Если бы люди умели представить это обстоятельство во всей его сокрушающей наготе, то, честно говоря, им стоило бы лишь свернуться клубочком и заскулить – и не переставать скулить до самой смерти. Господь в великой милости Своей приоткрывает им эту простую истину лишь по чуть-чуть, как красавица ножку у любимого русскими Пушкина, – но даже увиденного достаточно, чтобы они пользовались любой, сколь угодно трудоемкой или варварской возможностью процарапать земную кору, оставить по себе какую-нибудь память. В Шильонском замке показывают в подвале камеры, где пятьсот лет назад людей держали взаперти: все их стены снизу доверху исчерчены их именами и записями – демонстрируют даже затесавшийся среди них автограф Байрона, но я бы не удивилась, если бы выяснилось, что это подделка. Когда мы были там со Стейси и ее мамашей, я подумала вдруг, что из миллионов людей, живших триста или четыреста лет назад, мы знаем, за исключением выводка венценосных, только тех, которые не поленились написать свое злополучное имя на этом сером песчанике (или подобном ему). Каждый из людей, по сути, есть несчастный Робинзон на необитаемом острове: виноват ли он, что запечатывает свои каракули в случайно оказавшуюся у него бутылку и бросает в равнодушные волны? Это очень древнее и глубокое человеческое чувство, причем именно человеческое – не инстинкт и не атавизм. Поэтому при виде очередной мазни на девственных скалах я чувствую только жалость и больше ничего – и мысленно повторяю: «Счастья вам, Леонид и Лариса, мира и покоя. Я вас помню».

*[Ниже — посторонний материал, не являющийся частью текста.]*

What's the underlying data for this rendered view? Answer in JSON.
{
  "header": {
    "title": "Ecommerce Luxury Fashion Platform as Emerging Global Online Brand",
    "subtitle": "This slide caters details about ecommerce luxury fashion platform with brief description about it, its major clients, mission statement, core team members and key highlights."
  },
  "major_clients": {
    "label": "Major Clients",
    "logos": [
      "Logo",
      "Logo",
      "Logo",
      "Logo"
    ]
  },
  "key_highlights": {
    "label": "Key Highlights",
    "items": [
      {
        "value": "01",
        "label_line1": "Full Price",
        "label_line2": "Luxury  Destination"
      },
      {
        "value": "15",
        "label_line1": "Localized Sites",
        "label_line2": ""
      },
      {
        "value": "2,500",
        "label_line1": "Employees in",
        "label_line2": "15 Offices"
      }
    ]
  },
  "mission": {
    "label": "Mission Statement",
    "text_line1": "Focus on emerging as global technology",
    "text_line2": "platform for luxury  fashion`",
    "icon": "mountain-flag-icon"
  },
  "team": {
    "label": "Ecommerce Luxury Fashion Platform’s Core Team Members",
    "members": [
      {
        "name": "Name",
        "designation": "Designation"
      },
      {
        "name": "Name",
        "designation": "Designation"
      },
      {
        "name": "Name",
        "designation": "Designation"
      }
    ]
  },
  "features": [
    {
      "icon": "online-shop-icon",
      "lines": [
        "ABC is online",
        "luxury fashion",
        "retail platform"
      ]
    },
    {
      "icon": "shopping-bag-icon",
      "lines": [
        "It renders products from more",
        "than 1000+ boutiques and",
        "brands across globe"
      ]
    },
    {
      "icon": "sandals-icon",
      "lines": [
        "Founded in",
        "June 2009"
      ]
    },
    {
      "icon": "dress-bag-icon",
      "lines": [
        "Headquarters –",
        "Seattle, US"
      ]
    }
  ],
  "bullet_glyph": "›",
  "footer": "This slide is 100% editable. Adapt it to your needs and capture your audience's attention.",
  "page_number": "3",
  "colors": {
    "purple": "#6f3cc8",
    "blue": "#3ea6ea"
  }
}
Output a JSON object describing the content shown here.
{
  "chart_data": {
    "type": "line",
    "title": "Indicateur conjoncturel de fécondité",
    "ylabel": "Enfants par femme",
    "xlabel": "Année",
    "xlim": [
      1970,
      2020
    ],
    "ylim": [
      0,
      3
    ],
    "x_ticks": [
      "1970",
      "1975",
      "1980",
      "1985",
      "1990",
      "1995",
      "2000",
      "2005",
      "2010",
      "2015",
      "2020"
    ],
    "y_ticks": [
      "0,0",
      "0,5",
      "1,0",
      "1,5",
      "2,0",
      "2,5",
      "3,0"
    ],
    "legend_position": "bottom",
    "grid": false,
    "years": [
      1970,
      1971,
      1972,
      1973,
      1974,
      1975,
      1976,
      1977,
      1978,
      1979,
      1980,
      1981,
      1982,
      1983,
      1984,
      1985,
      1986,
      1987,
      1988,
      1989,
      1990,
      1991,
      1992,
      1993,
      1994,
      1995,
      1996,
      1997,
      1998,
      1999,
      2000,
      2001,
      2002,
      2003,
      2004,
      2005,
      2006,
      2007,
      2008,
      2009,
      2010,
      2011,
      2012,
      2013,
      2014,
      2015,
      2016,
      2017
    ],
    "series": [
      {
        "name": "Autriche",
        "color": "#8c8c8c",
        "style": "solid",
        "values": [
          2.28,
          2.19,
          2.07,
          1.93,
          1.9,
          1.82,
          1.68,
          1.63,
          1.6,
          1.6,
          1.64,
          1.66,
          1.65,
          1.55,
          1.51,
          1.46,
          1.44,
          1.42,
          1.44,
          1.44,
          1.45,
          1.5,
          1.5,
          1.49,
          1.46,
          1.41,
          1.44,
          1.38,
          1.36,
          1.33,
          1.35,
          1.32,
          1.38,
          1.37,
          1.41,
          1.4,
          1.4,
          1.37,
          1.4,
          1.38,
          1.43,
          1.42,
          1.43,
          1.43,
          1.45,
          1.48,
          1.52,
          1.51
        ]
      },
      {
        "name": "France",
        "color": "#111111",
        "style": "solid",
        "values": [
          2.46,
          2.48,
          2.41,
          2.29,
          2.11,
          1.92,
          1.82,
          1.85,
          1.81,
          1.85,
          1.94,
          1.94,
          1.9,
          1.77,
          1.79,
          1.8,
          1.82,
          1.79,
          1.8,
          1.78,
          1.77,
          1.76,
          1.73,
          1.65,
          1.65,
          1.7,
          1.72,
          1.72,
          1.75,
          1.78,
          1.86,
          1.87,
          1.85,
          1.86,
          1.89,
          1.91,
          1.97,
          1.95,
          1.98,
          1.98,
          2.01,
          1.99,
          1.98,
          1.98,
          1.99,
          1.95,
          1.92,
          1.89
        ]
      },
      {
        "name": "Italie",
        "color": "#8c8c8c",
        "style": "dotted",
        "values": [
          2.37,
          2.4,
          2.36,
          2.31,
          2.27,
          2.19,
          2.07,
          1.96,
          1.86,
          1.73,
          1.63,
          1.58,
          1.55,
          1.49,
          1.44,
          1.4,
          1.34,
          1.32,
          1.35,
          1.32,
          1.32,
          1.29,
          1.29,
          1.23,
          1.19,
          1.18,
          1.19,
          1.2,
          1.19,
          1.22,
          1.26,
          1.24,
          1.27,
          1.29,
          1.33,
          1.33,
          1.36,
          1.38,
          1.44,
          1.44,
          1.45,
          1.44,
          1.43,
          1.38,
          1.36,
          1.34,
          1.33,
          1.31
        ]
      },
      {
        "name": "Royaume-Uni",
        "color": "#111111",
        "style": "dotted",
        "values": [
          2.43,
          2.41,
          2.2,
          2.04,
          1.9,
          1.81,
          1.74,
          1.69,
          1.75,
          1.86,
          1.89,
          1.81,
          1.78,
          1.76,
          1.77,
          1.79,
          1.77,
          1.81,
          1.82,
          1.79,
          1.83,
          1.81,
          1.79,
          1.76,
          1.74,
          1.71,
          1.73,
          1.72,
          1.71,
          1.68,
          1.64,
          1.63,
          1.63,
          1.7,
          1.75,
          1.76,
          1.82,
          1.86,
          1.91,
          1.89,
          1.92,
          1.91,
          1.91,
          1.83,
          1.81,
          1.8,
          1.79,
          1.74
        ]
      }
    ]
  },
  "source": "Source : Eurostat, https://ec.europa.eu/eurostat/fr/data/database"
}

Проведя по долгу службы с людьми больше времени, чем мне бы хотелось, я понабралась не только их словечек и привычек, но и научилась думать, как они: сперва без этого мне трудно было предугадать их поступки, а после это сделалось отчасти моей собственной натурой – как, говорят, лазутчик, надолго заброшенный в другую страну, привыкает видеть сны на чужом языке. Поэтому чем дальше я обдумывала мысль об этих записках, тем больше она мне нравилась. Конечно, несмотря на определенную убежденность в их благополучной судьбе, такой способ сообщений с неизвестным адресатом может показаться слегка легкомысленным, но это только на первый взгляд. Вряд ли Робинзон, бросая в море бутылку с запиской, столь уж уверен в практическом результате: он прекрасно понимает, что, скорее всего, к моменту, когда его послание попадет в чьи-нибудь руки (да и будет ли грамотным обладатель этих рук?), его собственные кости, обглоданные безутешным Пятницей, давно будут покоиться в песчаных недрах постылого острова. Но что-то – может быть, мой внутренний Пятница – гложет меня и неволит прямо сейчас, заставляя скорее браться за перо. События сегодняшнего дня довольно явственно намекают мне, что времени на это осталось не так уж много: в следующий раз грузовик (или что там будет избрано Божьим орудием) может и не промахнуться. Наивно так считать, но мне кажется, что самое безопасное для меня в ближайшее время место – моя квартира (горячий поклон жителям Помпей), поэтому я решила запастись всем необходимым и не выходить из нее, покуда эти записки не будут окончены.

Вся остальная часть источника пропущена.